Nor does there seem anything wrong with this, as such. The chances are very good that any argument you make up on your own about why slavery is gravely wrong is more fragile and less reasonable as a basis for the belief than the testimony of Frederick Douglass that it is gravely wrong. If you ask ethicists why slavery is wrong, some are going to be 'everyone thinks that' ethicists; those that don't may come up with a number of arguments, but some of the reasons are arguably going to be more stupid than "Because Frederick Douglass says so." And as Phillip Hallie notes in "From Cruelty to Goodness", in order to get a good sense of how to describe cruelty accurately, you need to give some deference to the victims of it; they are the ones who actually know the harm. It doesn't follow that they are infallible; it does suggest that you need to avoid trying to base your moral views on nothing more than arguments in your head, and maybe ask how someone else sees things.
But the argument above suggests that this causes problems for identification of moral experts. This seems, I think, too quick. Suppose someone really and truly cannot figure out why slavery is morally wrong. It seems irrelevant that he cannot 'be relied upon to identify a moral expert'; he would, by the very assumptions of the argument, be better off deferring to practically anyone, moral expert or not. It's obviously nonsensical to say that you can only defer to experts; you don't have to assess your father-in-law as an expert to defer to his tax advice, you just need to recognize that he has more experience than you, or has more relevant familiarity than you, or, for that matter, just seems to know what he's talking about. Maybe you'll be burned by your father-in-law's con man ways, but that doesn't mean it wasn't a reasonable thing to do. And by the very assumptions of the argument quoted above, almost everyone should be able to figure out why slavery is wrong, so almost everyone would be a reasonable authority to defer to. This is going to be a common problem with arguments like this, on points that are not controversial: if it's so obvious that most people should be able to get it, it's not actually crucial to identify a moral expert, just as if you are completely helpless with your taxes in comparison with everyone else, you are already going to be better off getting any advice.

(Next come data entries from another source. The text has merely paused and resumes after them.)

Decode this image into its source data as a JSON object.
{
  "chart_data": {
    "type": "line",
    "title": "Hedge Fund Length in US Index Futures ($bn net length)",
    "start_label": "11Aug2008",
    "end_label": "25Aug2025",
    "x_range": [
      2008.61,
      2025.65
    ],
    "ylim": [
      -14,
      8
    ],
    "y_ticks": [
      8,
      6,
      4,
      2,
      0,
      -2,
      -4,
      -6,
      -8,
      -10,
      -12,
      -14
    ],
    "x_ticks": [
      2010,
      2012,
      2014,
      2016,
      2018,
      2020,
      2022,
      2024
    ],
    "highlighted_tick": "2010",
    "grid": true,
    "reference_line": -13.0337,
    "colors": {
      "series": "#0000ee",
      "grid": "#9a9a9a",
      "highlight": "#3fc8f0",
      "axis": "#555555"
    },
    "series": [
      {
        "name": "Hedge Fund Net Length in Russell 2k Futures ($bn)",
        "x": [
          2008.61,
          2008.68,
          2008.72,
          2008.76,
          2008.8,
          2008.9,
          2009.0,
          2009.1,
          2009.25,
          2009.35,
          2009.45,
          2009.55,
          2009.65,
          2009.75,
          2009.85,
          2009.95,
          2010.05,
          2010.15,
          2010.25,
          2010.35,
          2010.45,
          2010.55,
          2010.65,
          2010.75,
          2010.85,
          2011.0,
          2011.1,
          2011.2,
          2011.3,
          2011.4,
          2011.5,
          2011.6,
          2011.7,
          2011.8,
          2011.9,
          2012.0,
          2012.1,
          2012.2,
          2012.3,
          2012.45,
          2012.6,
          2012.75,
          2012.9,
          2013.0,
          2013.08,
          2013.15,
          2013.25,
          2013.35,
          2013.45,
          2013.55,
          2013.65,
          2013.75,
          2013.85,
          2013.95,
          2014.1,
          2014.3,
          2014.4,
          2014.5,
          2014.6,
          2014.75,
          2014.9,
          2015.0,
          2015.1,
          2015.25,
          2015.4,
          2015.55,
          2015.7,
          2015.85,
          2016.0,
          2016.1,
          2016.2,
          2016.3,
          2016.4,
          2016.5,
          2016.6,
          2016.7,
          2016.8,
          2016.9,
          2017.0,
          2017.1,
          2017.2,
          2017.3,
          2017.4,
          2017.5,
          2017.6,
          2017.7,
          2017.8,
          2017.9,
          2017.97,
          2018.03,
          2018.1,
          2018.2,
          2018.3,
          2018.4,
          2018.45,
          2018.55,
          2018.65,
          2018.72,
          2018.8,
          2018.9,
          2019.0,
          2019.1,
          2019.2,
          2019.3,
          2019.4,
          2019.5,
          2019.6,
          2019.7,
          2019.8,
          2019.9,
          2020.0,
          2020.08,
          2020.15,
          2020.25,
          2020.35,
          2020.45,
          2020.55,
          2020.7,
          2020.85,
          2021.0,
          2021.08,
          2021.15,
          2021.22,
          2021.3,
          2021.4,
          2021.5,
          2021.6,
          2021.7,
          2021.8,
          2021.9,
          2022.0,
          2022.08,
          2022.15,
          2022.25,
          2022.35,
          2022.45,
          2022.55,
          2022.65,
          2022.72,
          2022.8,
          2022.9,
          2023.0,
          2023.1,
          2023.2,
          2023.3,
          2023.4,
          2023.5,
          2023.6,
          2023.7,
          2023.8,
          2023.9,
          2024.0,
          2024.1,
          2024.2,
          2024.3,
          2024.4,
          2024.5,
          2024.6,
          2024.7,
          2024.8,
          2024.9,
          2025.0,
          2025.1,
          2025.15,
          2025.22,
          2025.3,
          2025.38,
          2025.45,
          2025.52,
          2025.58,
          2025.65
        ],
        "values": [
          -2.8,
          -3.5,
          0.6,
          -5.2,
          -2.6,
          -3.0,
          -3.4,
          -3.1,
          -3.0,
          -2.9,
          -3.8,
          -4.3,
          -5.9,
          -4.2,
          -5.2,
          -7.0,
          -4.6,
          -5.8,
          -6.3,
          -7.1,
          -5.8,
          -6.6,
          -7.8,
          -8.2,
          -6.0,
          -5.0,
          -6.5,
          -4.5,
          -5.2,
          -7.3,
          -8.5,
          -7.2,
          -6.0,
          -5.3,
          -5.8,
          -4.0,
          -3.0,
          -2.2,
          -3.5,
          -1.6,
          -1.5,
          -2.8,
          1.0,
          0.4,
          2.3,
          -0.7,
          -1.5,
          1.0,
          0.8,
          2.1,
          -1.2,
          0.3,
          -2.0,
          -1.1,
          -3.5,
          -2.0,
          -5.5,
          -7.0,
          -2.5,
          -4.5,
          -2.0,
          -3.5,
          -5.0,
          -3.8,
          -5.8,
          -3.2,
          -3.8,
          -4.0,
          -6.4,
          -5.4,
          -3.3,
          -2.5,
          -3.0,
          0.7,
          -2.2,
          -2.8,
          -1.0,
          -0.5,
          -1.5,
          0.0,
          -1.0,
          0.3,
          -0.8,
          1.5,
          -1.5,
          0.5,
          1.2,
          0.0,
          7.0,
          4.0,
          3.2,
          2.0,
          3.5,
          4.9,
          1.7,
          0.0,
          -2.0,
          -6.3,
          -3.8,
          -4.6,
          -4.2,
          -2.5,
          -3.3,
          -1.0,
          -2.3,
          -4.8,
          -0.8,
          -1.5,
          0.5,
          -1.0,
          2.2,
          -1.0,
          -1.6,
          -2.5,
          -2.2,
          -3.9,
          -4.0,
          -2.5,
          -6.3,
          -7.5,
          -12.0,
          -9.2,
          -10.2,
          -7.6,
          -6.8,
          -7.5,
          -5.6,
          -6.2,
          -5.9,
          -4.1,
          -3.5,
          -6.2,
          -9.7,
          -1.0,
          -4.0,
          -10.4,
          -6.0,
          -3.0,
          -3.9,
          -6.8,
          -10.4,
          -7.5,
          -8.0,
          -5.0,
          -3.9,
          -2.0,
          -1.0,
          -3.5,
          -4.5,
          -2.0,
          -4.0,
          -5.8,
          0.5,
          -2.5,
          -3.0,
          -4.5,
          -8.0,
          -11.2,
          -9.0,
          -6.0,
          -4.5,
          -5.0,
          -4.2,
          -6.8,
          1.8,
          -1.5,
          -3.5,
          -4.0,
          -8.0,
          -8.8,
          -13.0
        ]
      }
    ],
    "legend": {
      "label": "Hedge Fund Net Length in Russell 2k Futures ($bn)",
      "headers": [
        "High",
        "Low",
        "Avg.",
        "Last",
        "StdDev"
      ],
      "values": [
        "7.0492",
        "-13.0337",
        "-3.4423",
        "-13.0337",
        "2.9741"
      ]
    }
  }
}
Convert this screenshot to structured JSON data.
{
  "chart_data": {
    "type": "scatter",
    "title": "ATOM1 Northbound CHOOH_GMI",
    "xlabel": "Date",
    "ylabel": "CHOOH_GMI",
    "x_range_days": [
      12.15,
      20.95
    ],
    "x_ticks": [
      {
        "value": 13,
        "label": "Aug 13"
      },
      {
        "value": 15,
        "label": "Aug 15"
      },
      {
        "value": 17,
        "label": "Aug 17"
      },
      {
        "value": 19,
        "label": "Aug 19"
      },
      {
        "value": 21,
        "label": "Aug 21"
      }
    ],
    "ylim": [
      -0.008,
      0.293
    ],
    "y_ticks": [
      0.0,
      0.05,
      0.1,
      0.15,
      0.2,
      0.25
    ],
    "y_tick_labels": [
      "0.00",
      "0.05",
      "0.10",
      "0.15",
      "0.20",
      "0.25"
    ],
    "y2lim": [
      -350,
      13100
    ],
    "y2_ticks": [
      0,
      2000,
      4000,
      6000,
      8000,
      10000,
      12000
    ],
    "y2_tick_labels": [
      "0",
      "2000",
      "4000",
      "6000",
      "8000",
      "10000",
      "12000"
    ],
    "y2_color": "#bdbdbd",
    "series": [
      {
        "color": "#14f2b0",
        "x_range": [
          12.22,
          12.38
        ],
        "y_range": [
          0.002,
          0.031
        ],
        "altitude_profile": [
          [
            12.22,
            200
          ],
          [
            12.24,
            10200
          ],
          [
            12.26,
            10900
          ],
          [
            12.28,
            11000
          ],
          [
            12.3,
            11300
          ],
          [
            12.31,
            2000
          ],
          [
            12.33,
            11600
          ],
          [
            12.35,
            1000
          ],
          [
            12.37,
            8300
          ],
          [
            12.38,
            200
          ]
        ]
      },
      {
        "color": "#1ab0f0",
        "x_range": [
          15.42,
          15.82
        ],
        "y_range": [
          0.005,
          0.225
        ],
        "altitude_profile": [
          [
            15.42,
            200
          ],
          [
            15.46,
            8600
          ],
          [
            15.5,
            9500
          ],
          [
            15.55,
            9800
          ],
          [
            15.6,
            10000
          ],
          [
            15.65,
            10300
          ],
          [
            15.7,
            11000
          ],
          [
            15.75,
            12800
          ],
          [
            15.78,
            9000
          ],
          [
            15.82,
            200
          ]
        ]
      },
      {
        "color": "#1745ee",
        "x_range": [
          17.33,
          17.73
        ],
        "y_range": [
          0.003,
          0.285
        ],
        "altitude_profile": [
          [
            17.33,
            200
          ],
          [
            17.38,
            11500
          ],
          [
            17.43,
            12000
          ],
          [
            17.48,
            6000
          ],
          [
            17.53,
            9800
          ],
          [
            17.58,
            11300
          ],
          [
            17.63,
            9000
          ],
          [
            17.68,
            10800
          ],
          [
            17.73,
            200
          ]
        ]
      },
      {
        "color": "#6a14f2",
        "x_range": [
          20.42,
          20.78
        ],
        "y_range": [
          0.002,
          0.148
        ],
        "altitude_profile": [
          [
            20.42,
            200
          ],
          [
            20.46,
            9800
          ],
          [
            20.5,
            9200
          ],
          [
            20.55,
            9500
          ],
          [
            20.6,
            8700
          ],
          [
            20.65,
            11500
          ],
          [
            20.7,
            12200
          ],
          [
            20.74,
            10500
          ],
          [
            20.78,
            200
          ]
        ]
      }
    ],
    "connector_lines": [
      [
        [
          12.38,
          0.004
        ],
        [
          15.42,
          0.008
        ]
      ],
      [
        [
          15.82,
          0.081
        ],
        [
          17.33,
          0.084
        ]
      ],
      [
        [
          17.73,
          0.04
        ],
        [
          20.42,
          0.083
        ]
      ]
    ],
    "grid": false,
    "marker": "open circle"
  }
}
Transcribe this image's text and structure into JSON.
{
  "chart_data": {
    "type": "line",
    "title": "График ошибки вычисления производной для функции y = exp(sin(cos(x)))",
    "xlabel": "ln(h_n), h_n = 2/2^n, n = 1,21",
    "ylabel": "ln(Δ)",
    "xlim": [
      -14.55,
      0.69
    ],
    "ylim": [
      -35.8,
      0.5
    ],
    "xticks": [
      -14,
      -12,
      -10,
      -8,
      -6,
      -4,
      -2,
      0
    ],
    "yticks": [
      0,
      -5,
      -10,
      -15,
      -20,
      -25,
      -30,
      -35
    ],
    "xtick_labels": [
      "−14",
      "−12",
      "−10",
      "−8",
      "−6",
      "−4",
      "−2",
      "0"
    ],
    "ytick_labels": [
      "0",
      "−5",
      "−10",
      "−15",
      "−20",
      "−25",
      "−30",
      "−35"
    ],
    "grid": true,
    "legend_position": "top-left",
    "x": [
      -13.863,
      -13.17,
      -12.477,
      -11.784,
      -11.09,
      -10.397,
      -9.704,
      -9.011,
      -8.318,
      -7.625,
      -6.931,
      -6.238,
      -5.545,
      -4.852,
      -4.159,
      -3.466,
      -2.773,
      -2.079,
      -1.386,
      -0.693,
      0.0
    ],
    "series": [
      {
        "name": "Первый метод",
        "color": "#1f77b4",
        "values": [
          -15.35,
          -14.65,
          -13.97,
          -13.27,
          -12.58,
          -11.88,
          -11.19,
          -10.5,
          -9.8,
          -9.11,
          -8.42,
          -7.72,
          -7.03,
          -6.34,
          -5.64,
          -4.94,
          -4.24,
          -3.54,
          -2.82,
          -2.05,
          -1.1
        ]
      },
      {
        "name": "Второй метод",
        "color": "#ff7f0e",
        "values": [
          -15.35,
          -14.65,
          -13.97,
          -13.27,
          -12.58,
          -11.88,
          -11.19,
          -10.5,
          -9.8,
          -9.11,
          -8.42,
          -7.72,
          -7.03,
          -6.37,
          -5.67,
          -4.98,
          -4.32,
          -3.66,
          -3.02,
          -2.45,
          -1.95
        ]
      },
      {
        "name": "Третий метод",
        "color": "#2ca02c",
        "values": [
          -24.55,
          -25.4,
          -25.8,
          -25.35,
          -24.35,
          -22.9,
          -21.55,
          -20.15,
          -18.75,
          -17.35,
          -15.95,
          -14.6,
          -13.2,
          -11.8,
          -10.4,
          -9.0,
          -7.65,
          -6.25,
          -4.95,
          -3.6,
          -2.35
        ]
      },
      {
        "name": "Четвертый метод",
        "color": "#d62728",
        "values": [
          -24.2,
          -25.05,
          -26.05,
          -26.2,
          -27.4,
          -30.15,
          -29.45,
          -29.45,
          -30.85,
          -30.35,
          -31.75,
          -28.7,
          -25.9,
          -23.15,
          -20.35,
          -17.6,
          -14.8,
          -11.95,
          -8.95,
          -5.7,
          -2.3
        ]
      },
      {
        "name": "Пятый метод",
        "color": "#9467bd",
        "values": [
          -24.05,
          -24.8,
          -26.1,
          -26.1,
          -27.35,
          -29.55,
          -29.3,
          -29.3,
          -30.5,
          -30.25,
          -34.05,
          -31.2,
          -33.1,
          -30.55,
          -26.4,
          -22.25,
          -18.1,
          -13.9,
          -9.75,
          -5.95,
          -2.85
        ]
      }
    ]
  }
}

Likewise, there are many, many areas of taxation and medicine where ordinary people cannot certainly recognize the experts -- they have to rely on testimony from other people to find them at all. Sometimes people genuinely end up with quacks and charlatans. Perhaps there are more quacks and charlatans in moral matters than medical matters, but even if so, the posited asymmetry simply doesn't seem to exist, and could hardly exist given the apparent importance of testimony for moral education.